Joseph Fumtim fait l’historique de “ Cameroun mon pays ” du 28 janvier 1997 quand un groupe d’intellectuels dont feu Mongo Beti lance un appel pour la rédaction d’un livre blanc sur le Cameroun. Essais et articles du défunt homme des lettres constituent la matière première de l’ouvrage. “ C’est d’ailleurs la raison pour laquelle l’ouvrage lui est dédié ”, situe le directeur de la Collection Interlignes. De huit contributions au départ, le nombre passe à quinze dont Achille Mbembe, Célestin Monga, le préfacier, et les autres. “ L’ouvrage ne naît donc pas des derniers mouvements ”, réplique à mi-mots l’orateur à ceux qui croiraient que l’ouvrage s’inspirerait des émeutes d’il y a trois semaines.
Chacun des auteurs présents expose en quelques mots son thème. Angeline Solange Bonono décrit dans “ Une fiction bien camerounaise ” le quotidien des Camerounais fait de faim. Alors que le Cameroun regorge de ressources. “ C’est un peuple de zombies qui se battent pour rester debout”, voit-elle. Kouam Tawa avoue sa colère extériorisée dans “ Terre mienne ” à la pensée du Cameroun étendu à l’Afrique. Jean Claude Awono revisite le parcours du Cameroun sous Ahidjo. Il se souvient de la joie de vivre malgré les “ pieds nus, culottes éclatées aux fesses ”. Armand Leka Essomba dénonce la place disproportionnée que la date du 20 mai 1972 occupe dans l’histoire du Cameroun et suggère de “reconsidérer la fête de l’indépendance ”. Alexie Tcheuyap explore le vocabulaire dans le discours politique avec des termes tels que : “ Mangeoire, ventrocratie, budgétivore, ethnocratie ”. Patrice Nganang fait un témoignage sur son voyage de Douala à Yaoundé avec cette forte présence de militaires armes au poing. Dans une espèce de diatribe, Patrice Nganang se demande où sont les intellectuels camerounais “ quand des jeunes sont condamnés de manière si expéditive, quand la loi fondamentale est violée ? Que faisons-nous de notre pays ? A qui appartient-il ?”.
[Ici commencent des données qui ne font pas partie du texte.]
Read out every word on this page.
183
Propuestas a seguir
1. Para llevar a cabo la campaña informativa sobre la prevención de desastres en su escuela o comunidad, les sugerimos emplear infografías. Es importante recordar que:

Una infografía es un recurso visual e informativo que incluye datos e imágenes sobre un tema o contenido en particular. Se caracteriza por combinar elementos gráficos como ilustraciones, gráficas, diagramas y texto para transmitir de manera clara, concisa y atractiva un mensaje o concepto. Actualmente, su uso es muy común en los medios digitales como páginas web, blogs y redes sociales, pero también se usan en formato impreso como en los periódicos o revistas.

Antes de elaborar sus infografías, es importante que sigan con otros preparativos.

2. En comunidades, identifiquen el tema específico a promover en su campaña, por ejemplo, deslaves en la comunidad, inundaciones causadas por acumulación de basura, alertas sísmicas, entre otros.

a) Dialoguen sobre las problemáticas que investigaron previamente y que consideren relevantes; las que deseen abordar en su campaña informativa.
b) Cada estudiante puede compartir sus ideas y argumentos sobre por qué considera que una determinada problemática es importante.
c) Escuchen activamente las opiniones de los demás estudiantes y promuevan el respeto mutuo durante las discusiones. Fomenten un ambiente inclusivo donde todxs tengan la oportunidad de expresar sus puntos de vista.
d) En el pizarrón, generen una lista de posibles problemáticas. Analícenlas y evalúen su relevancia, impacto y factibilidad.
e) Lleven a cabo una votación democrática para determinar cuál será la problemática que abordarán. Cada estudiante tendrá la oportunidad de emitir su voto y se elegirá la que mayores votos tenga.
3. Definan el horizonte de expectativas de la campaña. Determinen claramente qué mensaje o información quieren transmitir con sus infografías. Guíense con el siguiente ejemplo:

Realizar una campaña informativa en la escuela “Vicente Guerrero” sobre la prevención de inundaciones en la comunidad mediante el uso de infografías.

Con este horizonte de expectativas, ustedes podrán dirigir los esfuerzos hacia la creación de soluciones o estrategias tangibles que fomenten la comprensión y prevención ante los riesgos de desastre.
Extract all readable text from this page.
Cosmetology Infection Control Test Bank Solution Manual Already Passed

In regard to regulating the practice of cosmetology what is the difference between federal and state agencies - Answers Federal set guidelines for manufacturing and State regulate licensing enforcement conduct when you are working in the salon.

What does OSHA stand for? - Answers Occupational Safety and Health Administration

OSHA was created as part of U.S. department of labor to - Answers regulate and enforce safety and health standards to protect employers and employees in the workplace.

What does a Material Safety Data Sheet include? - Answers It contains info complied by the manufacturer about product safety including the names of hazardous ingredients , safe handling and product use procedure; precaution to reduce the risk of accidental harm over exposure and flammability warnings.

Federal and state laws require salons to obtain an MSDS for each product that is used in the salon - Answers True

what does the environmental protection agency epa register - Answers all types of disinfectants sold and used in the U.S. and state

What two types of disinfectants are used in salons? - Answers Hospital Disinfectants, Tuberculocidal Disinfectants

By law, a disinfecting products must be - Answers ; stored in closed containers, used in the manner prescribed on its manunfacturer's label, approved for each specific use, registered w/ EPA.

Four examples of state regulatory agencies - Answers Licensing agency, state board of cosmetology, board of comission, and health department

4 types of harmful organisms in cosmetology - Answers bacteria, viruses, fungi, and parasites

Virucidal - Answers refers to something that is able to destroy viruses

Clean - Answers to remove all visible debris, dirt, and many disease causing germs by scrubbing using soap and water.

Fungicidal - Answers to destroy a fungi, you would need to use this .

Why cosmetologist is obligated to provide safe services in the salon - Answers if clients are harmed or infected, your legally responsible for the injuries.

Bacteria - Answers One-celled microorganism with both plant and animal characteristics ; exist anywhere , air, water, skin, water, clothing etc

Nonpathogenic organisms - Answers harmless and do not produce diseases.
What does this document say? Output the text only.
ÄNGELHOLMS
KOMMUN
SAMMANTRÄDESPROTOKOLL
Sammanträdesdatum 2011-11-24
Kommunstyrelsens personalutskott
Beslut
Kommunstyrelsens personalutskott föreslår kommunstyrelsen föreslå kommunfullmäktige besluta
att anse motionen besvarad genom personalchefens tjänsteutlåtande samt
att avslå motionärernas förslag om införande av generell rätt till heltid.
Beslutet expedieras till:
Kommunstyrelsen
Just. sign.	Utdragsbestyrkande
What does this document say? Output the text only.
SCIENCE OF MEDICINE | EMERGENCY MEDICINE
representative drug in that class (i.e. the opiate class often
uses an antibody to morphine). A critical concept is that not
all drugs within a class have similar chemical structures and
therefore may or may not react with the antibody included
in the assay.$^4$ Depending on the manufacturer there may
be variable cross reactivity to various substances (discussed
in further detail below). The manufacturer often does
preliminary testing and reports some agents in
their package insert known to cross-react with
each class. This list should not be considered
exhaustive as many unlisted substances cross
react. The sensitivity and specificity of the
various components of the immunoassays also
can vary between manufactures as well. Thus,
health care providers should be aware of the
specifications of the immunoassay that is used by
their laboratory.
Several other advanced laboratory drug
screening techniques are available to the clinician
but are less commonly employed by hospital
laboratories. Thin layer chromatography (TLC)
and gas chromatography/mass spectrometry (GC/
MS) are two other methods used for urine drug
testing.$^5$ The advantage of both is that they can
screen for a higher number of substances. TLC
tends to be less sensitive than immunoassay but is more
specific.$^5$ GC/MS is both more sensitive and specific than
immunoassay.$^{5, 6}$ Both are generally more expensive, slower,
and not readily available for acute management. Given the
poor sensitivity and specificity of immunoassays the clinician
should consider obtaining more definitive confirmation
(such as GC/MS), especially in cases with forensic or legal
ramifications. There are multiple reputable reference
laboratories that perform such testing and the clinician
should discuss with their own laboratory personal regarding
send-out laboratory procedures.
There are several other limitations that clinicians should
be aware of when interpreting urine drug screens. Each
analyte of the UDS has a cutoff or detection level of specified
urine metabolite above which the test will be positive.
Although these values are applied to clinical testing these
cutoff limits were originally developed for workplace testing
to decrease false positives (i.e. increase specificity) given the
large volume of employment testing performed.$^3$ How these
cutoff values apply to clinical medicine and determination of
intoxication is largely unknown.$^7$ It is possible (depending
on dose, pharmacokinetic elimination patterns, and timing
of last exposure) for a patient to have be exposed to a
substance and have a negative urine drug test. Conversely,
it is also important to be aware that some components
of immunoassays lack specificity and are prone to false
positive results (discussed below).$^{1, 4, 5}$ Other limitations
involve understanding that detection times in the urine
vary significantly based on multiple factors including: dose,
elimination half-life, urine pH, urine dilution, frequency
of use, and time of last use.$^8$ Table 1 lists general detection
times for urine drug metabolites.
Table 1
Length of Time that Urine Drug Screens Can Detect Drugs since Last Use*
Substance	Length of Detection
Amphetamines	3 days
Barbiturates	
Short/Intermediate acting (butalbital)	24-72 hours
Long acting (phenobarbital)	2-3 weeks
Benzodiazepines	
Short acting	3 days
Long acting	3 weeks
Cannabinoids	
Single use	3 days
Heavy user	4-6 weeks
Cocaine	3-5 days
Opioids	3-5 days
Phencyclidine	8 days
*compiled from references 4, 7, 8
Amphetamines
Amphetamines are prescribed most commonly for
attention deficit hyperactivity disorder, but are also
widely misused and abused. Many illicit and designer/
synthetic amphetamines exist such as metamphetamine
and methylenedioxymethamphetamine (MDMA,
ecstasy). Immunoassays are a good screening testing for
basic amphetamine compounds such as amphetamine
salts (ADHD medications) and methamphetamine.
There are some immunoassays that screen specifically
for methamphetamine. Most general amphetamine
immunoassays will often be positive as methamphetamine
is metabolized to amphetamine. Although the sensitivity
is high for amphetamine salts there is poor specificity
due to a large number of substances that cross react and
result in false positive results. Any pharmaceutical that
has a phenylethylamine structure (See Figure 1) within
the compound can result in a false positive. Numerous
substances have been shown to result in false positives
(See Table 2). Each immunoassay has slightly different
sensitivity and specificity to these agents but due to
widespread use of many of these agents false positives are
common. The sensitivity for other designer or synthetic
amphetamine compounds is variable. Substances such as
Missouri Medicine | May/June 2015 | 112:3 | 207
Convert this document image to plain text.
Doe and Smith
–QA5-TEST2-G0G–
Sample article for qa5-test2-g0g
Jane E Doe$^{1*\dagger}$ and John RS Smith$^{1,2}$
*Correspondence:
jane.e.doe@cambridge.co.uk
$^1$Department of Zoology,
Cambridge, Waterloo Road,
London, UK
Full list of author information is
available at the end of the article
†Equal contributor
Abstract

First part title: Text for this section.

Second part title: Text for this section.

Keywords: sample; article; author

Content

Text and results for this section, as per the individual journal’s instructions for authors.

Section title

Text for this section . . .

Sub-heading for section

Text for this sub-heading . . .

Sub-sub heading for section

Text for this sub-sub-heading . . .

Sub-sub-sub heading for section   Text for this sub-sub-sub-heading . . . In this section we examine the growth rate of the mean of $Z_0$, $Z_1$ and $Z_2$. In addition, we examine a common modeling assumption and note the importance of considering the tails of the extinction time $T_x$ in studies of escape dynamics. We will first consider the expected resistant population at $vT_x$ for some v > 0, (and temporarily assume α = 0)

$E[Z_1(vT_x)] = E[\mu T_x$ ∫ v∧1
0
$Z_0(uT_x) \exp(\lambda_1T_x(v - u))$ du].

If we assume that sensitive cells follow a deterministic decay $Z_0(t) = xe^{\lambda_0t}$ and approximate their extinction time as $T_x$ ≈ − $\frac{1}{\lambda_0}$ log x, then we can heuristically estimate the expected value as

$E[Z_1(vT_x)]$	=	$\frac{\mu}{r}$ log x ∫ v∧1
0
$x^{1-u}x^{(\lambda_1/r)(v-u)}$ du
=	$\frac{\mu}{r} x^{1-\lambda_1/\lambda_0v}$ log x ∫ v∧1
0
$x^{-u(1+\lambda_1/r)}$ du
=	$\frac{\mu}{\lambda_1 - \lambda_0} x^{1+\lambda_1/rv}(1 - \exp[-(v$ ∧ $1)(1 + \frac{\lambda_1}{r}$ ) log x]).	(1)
“ Cameroun mon pays ” jette le doute dans les esprits de ceux qui pouvaient encore croire à l’avenir au point d’inspirer l’exil. N’eût été cet espoir entretenu par Alexie Tcheuyap : “ Enfin, il fait bon vivre au Cameroun depuis deux semaines ”, pour corroborer les propos d’une enseignante d’histoire qui rassure qu’au “ vendredi saint, le chrétien peut être sûr qu’il y aura Pâques ”.